I generally am not a fiction reader. I don’t know when the transition happened for me, but I no longer enjoy reading a fictional story as much as I enjoy reading biographies, autobiographies, travel journals, and mainly books on education. Yes, I know how this sounds! But this past month I visited with a couple who started talking about a book they had both recently read and were now reading the second book in the trilogy. Both independently started a conversation with me at different points in the evening. They continued on about how it had captivated them. Perhaps it was the link to history that intrigued me or just the fact that they both mentioned the book, but the next day while I was out at a store I picked up the first book. Their book talk made me curious.
Immediately I became captivated. This historical piece of fiction really grabbed my attention and I found myself trying to steal moments in my crazy schedule to just sit and read. After putting the kids to bed, I would disappear. AND I found myself wanting to talk about the book as I read. I also found myself researching more about the historical parts of the text. I became involved.
This interaction I had with the book made me realize how our students want to have these same opportunities. As our beginning readers become more involved in story, they want to talk about it. Our youngest readers will re-read stories they enjoy. They want us to re-read the story as well to them. Our older students need the opportunity to connect and talk about the story. This makes the story alive.
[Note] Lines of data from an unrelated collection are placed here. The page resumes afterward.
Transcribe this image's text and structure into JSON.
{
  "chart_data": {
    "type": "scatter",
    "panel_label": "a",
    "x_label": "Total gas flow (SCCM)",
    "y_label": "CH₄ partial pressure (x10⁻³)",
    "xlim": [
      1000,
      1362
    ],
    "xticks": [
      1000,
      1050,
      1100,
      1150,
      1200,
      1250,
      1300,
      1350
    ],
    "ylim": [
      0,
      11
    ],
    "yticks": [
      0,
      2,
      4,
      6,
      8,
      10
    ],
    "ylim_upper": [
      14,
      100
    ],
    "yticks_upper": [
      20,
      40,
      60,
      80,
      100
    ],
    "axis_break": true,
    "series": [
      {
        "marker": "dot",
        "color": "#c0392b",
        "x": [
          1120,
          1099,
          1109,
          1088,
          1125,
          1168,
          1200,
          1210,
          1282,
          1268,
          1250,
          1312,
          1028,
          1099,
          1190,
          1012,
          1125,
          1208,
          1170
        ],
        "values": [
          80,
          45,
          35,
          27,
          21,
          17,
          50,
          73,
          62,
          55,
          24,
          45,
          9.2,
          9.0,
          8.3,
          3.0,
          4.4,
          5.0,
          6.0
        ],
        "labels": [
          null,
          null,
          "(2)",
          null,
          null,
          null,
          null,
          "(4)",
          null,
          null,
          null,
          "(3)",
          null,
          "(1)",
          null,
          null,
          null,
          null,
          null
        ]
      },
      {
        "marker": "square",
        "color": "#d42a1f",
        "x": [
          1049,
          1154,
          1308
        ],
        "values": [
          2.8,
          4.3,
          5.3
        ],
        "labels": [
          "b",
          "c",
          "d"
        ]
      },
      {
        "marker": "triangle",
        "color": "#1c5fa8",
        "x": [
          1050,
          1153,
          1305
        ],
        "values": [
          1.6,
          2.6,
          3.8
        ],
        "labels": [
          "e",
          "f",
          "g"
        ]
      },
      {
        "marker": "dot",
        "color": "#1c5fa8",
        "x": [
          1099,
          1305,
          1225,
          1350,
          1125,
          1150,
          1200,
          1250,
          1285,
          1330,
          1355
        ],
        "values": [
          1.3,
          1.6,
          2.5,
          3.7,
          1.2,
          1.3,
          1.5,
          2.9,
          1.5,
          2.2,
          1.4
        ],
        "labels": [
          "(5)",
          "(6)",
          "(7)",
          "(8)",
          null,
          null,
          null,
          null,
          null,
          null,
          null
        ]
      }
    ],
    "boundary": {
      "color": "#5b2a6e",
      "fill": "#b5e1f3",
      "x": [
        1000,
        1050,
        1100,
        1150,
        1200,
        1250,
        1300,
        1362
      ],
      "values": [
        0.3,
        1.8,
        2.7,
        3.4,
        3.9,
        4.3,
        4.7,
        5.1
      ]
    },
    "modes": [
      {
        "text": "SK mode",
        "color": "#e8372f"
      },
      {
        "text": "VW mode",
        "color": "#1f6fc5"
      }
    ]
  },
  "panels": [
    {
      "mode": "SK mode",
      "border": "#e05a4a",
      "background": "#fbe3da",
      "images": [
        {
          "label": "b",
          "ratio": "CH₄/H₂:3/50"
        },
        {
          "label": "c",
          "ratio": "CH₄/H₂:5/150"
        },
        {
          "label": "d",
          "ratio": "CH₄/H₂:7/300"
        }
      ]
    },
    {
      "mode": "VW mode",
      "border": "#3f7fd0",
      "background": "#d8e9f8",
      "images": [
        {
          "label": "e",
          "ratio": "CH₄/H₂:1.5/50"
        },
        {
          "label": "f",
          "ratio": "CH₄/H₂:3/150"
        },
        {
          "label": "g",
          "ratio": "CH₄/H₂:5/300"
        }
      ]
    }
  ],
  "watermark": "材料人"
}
Maybe not all of our students have that internal motivation yet. But providing opportunity to allow them to talk about the thoughts they are having about a book helps them to be more engaged.
I encourage families to talk books with your kids. Not only modeling to them that you are a reader… (either electronically or with paper from emails to the latest news, we are all reading.) Talk about the stories and your reactions to the stories you read. And ask your child about the story they are reading. Dig into the details. Why do they enjoy it? Why do they think it is boring? Why has it interested them?
Providing that book talk encourages our students to see that reading is a life long event.
When I travel, I always notice how many people are reading. In airports, on planes, on trains, on city buses, on the subway, people carry their novels, Kindles and Nooks, magazines, and newspapers. This action of reading is life long. Begin today to set your own child on that journey. Have some book talk.